Floyd Mayweather Jr.’s record $41.5 million guarantee for facing Canelo Alvarez in September elicited a series of reactions from the MMA community. Some fighters like Tito Ortiz made ridiculous comparisons (“What am I doing different from [Floyd Mayweather Jr.]?”). Others, like current UFC light-heavyweight champion Jon Jones knew it was more politically expedient to downplay any direct comparison between revenues in boxing and MMA (“Boxing has been around over 100 years…The foundation is set and the money is there. MMA is so new.”). But the question looms large — why is it that boxing can boast stratospheric paydays whereas MMA’s purses are deliberately obscured from public knowledge?

We could talk about the structure of modern boxing where there is competition between promoters (Bob Arum, Golden Boy, etc.) and TV networks (HBO, Showtime, etc.), which drives boxing purses up. Or we could focus on the formula for self-promoting fights that Oscar de la Hoya and Floyd Mayweather Jr. derived tremendous benefit from. The fact remains that with its limited 20-year history, MMA has much more in common with the monopolistic and mafia-controlled boxing of the 1950s and ‘60s than it does with modern boxing.

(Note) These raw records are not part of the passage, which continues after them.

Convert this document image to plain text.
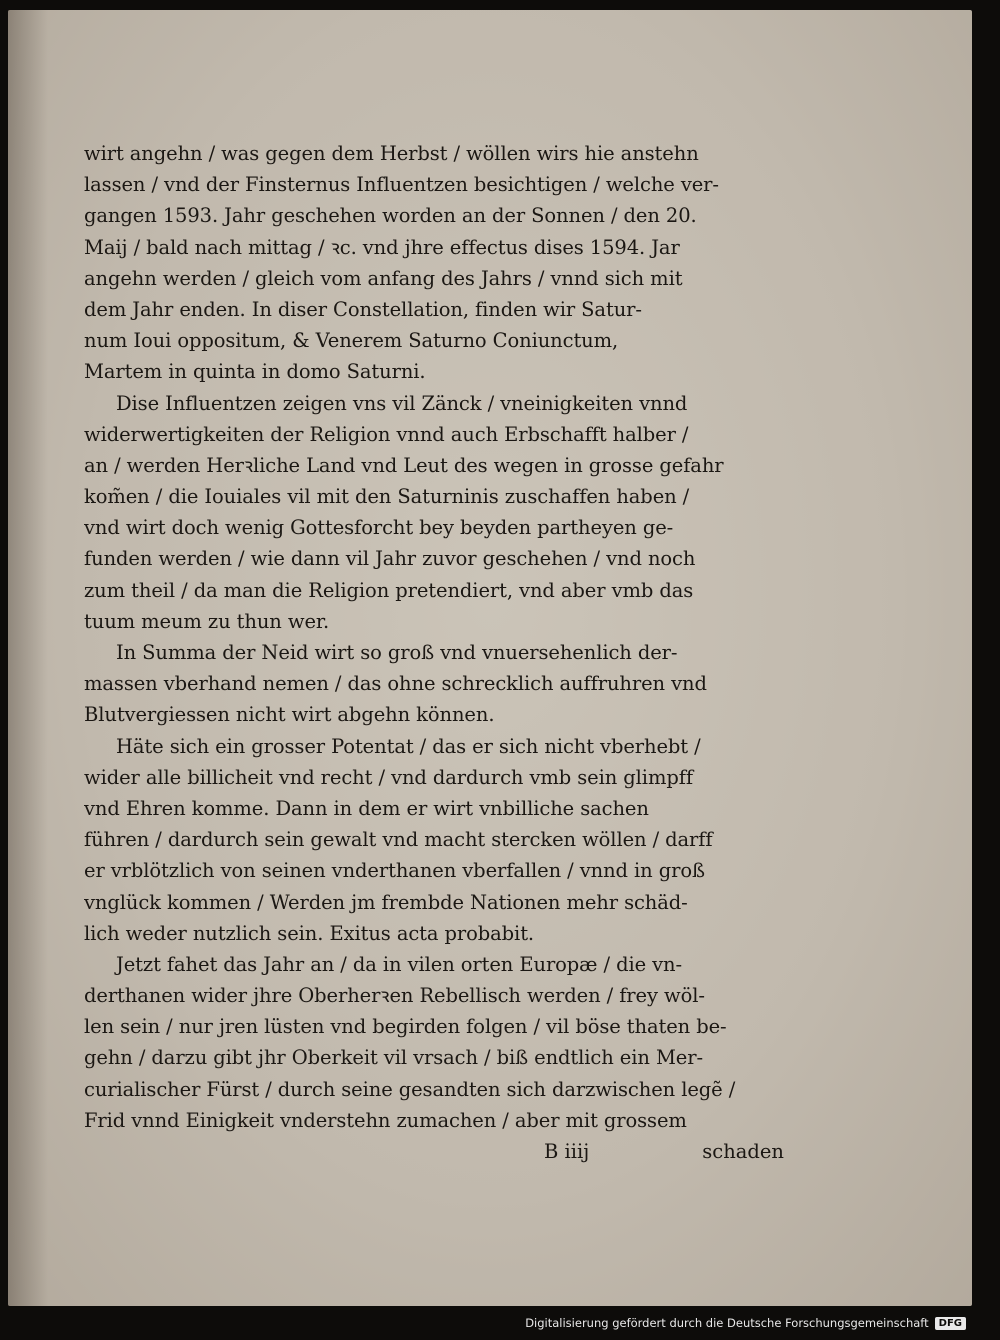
wirt angehn / was gegen dem Herbst / wöllen wirs hie anstehn
lassen / vnd der Finsternus Influentzen besichtigen / welche ver-
gangen 1593. Jahr geschehen worden an der Sonnen / den 20.
Maij / bald nach mittag / ꝛc. vnd jhre effectus dises 1594. Jar
angehn werden / gleich vom anfang des Jahrs / vnnd sich mit
dem Jahr enden. In diser Constellation, finden wir Satur-
num Ioui oppositum, & Venerem Saturno Coniunctum,
Martem in quinta in domo Saturni.
Dise Influentzen zeigen vns vil Zänck / vneinigkeiten vnnd
widerwertigkeiten der Religion vnnd auch Erbschafft halber /
an / werden Herꝛliche Land vnd Leut des wegen in grosse gefahr
kom̃en / die Iouiales vil mit den Saturninis zuschaffen haben /
vnd wirt doch wenig Gottesforcht bey beyden partheyen ge-
funden werden / wie dann vil Jahr zuvor geschehen / vnd noch
zum theil / da man die Religion pretendiert, vnd aber vmb das
tuum meum zu thun wer.
In Summa der Neid wirt so groß vnd vnuersehenlich der-
massen vberhand nemen / das ohne schrecklich auffruhren vnd
Blutvergiessen nicht wirt abgehn können.
Häte sich ein grosser Potentat / das er sich nicht vberhebt /
wider alle billicheit vnd recht / vnd dardurch vmb sein glimpff
vnd Ehren komme. Dann in dem er wirt vnbilliche sachen
führen / dardurch sein gewalt vnd macht stercken wöllen / darff
er vrblötzlich von seinen vnderthanen vberfallen / vnnd in groß
vnglück kommen / Werden jm frembde Nationen mehr schäd-
lich weder nutzlich sein. Exitus acta probabit.
Jetzt fahet das Jahr an / da in vilen orten Europæ / die vn-
derthanen wider jhre Oberherꝛen Rebellisch werden / frey wöl-
len sein / nur jren lüsten vnd begirden folgen / vil böse thaten be-
gehn / darzu gibt jhr Oberkeit vil vrsach / biß endtlich ein Mer-
curialischer Fürst / durch seine gesandten sich darzwischen legẽ /
Frid vnnd Einigkeit vnderstehn zumachen / aber mit grossem
B iiij	schaden
Digitalisierung gefördert durch die Deutsche Forschungsgemeinschaft	DFG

What the industry tends to ignore is that the passage of time is not what leads to progress. It was five years ago in 2008 that Jon Fitch was tossed overboard by the UFC for refusing to sign away his likeness rights away in perpetuity. While managers and fighters could have drawn a line in the sand, squared up with Zuffa and said “You’ve taken enough from us,” their response to the likeness rights situation was completely muted.

“That wasn’t a battle we chose to fight. All of our guys agreed,” said American Top Team president Dan Lambert.

Thus, the precedent was set. MMA managers acting out of fear negotiated with the UFC by giving up something in exchange for nothing.